Before, during and after the pope’s visit, the media in America, Canada and Europe made much hay out of alleged “mass graves” of children that were found on Catholic grounds. But this myth had already been exploded by anthropologists and historians: not a single corpse has ever been found. In short, there was no genocide.
The media were aglow with reports of killings and molestation, but as discussed in this issue (see p. 5), they were false. A reporter for the Washington Post claimed that Indigenous children were subjected to “hunger” and “sexual violence.” I checked the Report and found that the only references to hunger were in an Anglican school and a public school. In the 535-page Report, there are three vague references to “sexual violence”; none came from the testimonials of the Indigenous persons.
Often forgotten in these accounts was the goal of the missionaries. Even the Report admits that their goal was “to bring Christianity and civilization to the Indigenous peoples of the world,” and that this was “a sincerely and firmly held belief.” Unfortunately, this admission was not given the kind of high profile it deserved.
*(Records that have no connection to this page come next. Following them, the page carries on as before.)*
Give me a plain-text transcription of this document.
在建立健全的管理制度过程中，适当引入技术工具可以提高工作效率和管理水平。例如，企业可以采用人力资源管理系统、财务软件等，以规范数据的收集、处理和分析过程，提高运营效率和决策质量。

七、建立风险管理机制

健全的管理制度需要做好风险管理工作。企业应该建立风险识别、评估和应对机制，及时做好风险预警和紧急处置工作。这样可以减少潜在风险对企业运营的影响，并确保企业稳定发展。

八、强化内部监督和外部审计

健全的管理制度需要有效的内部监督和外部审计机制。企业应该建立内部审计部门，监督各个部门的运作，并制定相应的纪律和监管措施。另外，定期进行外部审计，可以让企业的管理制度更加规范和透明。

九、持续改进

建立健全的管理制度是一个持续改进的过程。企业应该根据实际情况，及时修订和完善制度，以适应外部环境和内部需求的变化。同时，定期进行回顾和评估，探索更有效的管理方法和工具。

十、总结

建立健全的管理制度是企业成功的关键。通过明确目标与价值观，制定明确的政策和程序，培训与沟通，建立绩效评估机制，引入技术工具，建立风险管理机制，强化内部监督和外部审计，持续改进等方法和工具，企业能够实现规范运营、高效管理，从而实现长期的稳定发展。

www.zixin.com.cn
Buried on p. 68 of the Report is an even more important admission. The missionaries opposed integrating the Indigenous children into the public schools. Why? They did so for three reasons: “1) teachers in public schools were not prepared to deal with Aboriginal students; 2) students in the public schools often expressed racist attitudes towards Aboriginal students; and 3) Aboriginal students felt acute embarrassment over their impoverished conditions, particularly in terms of the quality of the clothing they wore and the food they ate.”
In other words, the Indigenous students no doubt fared better in the Catholic residential schools than in the public schools. As detailed in the Report, the priests and nuns had beneficent intentions. Yet the media completely ignored this aspect—it would have gotten in the way of their narrative about the horrendous consequences of the residential schools.
Did reporters read this part of the Report and not say anything about it? That would make them totally biased. Or did they not bother to read the Report, relying on snippets of compressed information spoon-fed to them by Canadian officials? Either way, they did a disservice to the public.
Then there is the issue of what the missionaries were dealing with. University of Chicago anthropologist Lawrence H. Keeley writes that “Depictions of precivilized humans as saints and civilized folks as demons are as hypocritical as they are erroneous.” Reporters who deny this are part of the problem.
It is a credit to the Catholic missionaries that they acted in the best interest of the people they served. It is also a credit to the Indigenous persons that they persisted in maintaining some of their more noble customs and traditions.